Gayrimenkul danışmanlığında bazı konuları yabancı dil öğrenmeye benzetirim.
Bugün bu konulardan ikisine değinmek istiyorum.
İlk benzerlik TİCARİ MÜLKLER İLE KONUT TİPİ MÜLKLER ARASINDA UZMANLAŞMAYI DÜŞÜNENLER için…
Gayrimenkul danışmanlığında kariyer planlayan kişiler, kişisel geçmişleri, güçlü ve zayıf yönleri, ilgi ve merak alanları üzerine derslerini çalıştıktan sonra ticari mülk ya da konut alanında çalışmak için diledikleri yönde karar verebilirler.
“Her gayrimenkul danışmanı kariyerine konutlarla başlamak zorundadır”, “İşi önce konutlarda öğrenin, sonra dilerseniz rotanızı değiştirirsiniz” benzeri yaklaşımlara şiddetle karşı çıkıyorum.

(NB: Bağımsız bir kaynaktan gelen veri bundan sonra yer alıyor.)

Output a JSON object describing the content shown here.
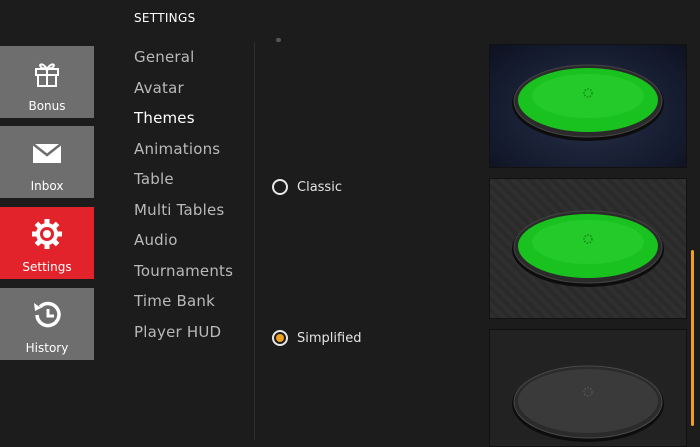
{
  "header": {
    "title": "SETTINGS"
  },
  "rail": {
    "items": [
      {
        "label": "Bonus",
        "icon": "gift-icon"
      },
      {
        "label": "Inbox",
        "icon": "envelope-icon"
      },
      {
        "label": "Settings",
        "icon": "gear-icon",
        "active": true
      },
      {
        "label": "History",
        "icon": "history-icon"
      }
    ]
  },
  "submenu": {
    "items": [
      "General",
      "Avatar",
      "Themes",
      "Animations",
      "Table",
      "Multi Tables",
      "Audio",
      "Tournaments",
      "Time Bank",
      "Player HUD"
    ],
    "active": "Themes"
  },
  "themes": {
    "options": [
      {
        "label": "Classic",
        "selected": false
      },
      {
        "label": "Simplified",
        "selected": true
      }
    ]
  },
  "colors": {
    "accent": "#f0a021",
    "active_nav": "#e3232b",
    "felt_green": "#19c21f",
    "rail_inactive": "#6e6e6e"
  }
}
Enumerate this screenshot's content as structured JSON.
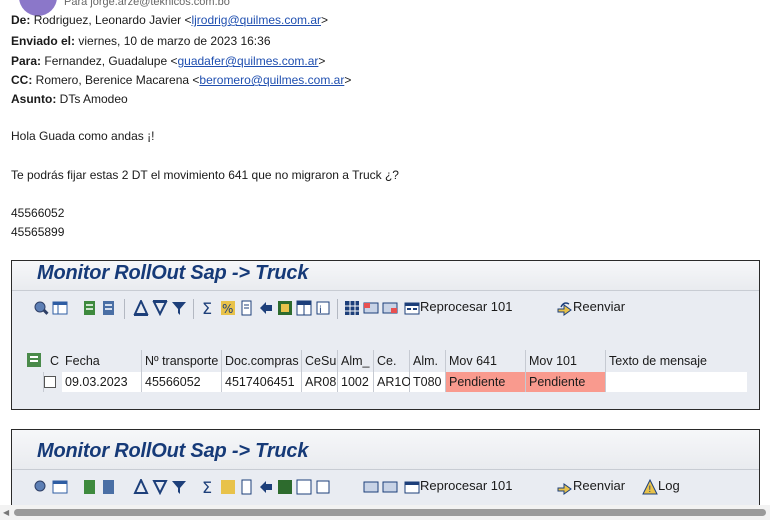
{
  "email": {
    "to_line": "Para   jorge.arze@teknicos.com.bo",
    "from_label": "De:",
    "from_name": "Rodriguez, Leonardo Javier <",
    "from_email": "ljrodrig@quilmes.com.ar",
    "from_close": ">",
    "sent_label": "Enviado el:",
    "sent_value": "viernes, 10 de marzo de 2023 16:36",
    "to_label": "Para:",
    "to_name": "Fernandez, Guadalupe <",
    "to_email": "guadafer@quilmes.com.ar",
    "to_close": ">",
    "cc_label": "CC:",
    "cc_name": "Romero, Berenice Macarena <",
    "cc_email": "beromero@quilmes.com.ar",
    "cc_close": ">",
    "subject_label": "Asunto:",
    "subject_value": "DTs Amodeo",
    "greeting": "Hola Guada como andas ¡!",
    "request": "Te podrás fijar estas 2 DT el movimiento 641 que no migraron a Truck ¿?",
    "dt1": "45566052",
    "dt2": "45565899"
  },
  "sap1": {
    "title": "Monitor RollOut Sap -> Truck",
    "reprocess_label": "Reprocesar 101",
    "resend_label": "Reenviar",
    "columns": [
      "C",
      "Fecha",
      "Nº transporte",
      "Doc.compras",
      "CeSu",
      "Alm_",
      "Ce.",
      "Alm.",
      "Mov 641",
      "Mov 101",
      "Texto de mensaje"
    ],
    "row": [
      "09.03.2023",
      "45566052",
      "4517406451",
      "AR08",
      "1002",
      "AR1O",
      "T080",
      "Pendiente",
      "Pendiente",
      ""
    ]
  },
  "sap2": {
    "title": "Monitor RollOut Sap -> Truck",
    "reprocess_label": "Reprocesar 101",
    "resend_label": "Reenviar",
    "log_label": "Log"
  },
  "colors": {
    "title_blue": "#163a78",
    "pending_red": "#f99a8e",
    "link_blue": "#1f4fb0"
  }
}
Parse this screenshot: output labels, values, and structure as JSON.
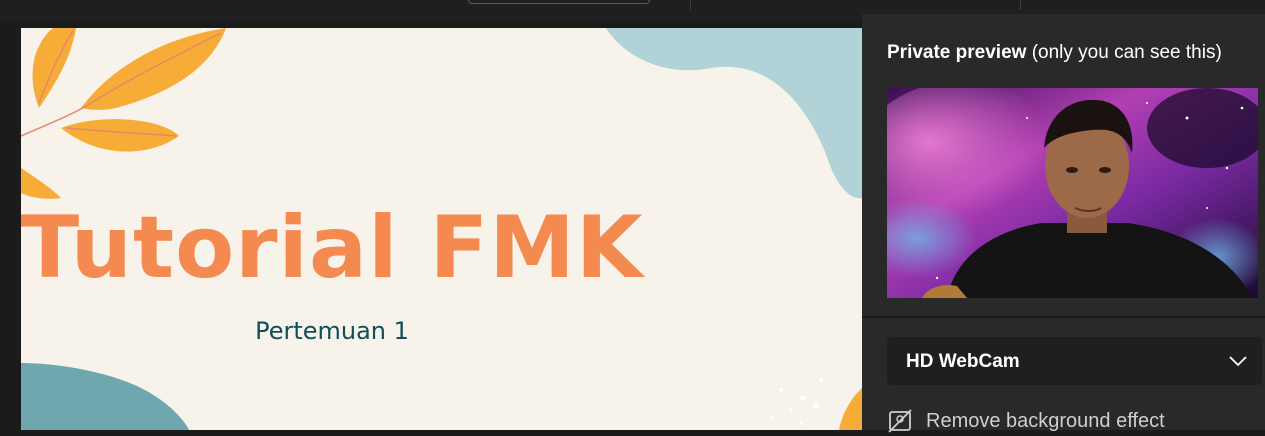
{
  "slide": {
    "title": "Tutorial FMK",
    "subtitle": "Pertemuan 1"
  },
  "preview_panel": {
    "heading_bold": "Private preview",
    "heading_rest": " (only you can see this)",
    "camera_select": {
      "selected": "HD WebCam",
      "icon": "chevron-down-icon"
    },
    "remove_background": {
      "label": "Remove background effect",
      "icon": "no-background-icon"
    }
  },
  "colors": {
    "slide_title": "#f48a4f",
    "slide_subtitle": "#0f4e5b",
    "slide_background": "#f7f2ea",
    "panel_background": "#292929"
  }
}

Piyasadaki mülk adetlerinin büyük bir bölümünün ve gerçekleşen işlemlerin çok büyük bir kısmının konutlardan oluştuğu bir gerçektir.
Bu gerçek, sektöre giren pek çok gayrimenkul danışmanının ilk ilgilendiği mülk tipi olarak konutlarla yollarının kesişmesine neden olur. Yalnız bu durum, mutlaka izlenmesi gereken yol olarak düşünülmemelidir.
İkinci benzerlik konusu ise YÜKSEK FİYATLI MÜLKLERLE İLGİLENMEK İÇİN ÖNCE DÜŞÜK FİYATLI MÜLKLERLE İLGİLENMEK GEREKTİĞİ düşünülmesidir.
Bugün üç, dört milyon TL’lik mülklerde yaşayan insanlar ile, otuz, kırk milyon TL’lik evlerde yaşayan insanların; beş, on milyon TL’lik iş yerlerinde faaliyet gösterenlerle elli, yüz milyon TL’lik ticari mülklerde faaliyet gösterenlerin konuştukları diller farklıdır.
Mülk fiyat çeşitliliklerine göre, bu mülklerde yaşayan kişiler gelir düzeyleri, ilgi alanları, karar mekanizmaları, vizyonları, hizmet alma kültürleri gibi pek çok konuda farklılık gösterirler. Hangi kitle ile muhatap olunacağına karar verilirken de, sürecin fiyat ölçeğinde adım adım ilerletilmesi gerektiği şeklindeki yaklaşıma katılmıyorum.
Gerek mülk tipi tercihinde gerekse mülklerin fiyatlarına göre seçim aşamalarında gayrimenkul danışmanının yapması gereken kariyerini hangi alanda geliştirmek istediğine karar vermesidir.
Duruma şu şekilde bakabiliriz: Ticari mülklerde Japonca konuşulurken, konutlarda Almanca konuşulmakta; üç-dört milyon TL’lik konutlarda Rusça konuşulurken, otuzkırk milyon TL’lik evlerde Portekizce konuşulmaktadır.
Nasıl ki Japonca öğrenmek için Almanca, Portekizce öğrenmek için Rusça öğrenmek gerekmiyorsa ve hangi dili öğrenmek istiyorsanız bunun en kolay yolu mümkün olduğu kadar çok zamanı o dili konuşan insanlarla bir arada olmaktan geçiyorsa; gayrimenkul danışmanları da zamanlarını kiminle geçireceklerine hangi dili öğrenmek istediklerine göre karar vermelidirler.
Sürekli farklı dilleri konuşan insanlarla muhatap olmak, herhangi bir dilde sahip olacağınız hakimiyetin süresini çok uzatacaktır.
Ben sizlere hangi alanda uzmanlaşmak istiyorsanız, gerekirse tüm geçmişinizden de bağımsız olarak, doğrudan o alanın içerisine girmeye çalışmanızı, o alandaki insanların ilgi alanlarına göre kendinizi geliştirmenizi ve mümkünse o alanın dışına hiç çıkmamanızı öneririm.
Unutmayın ki, Japonca öğrenmenin en kolay yolu Japonya’ya gitmek ve mümkün olduğu kadar Japon’la iletişim kurmaya çalışmaktan geçer.
Kariyerinizi inşa edeceğiniz bölgeyi ve konuyu netleştirip; tüm emek, zaman ve paranızı o alanda gün geçtikçe hakimiyetinizi artırmaya adadığınız günler dilerim.
Haftanız ve EKİM ayınız HARİKA olsun.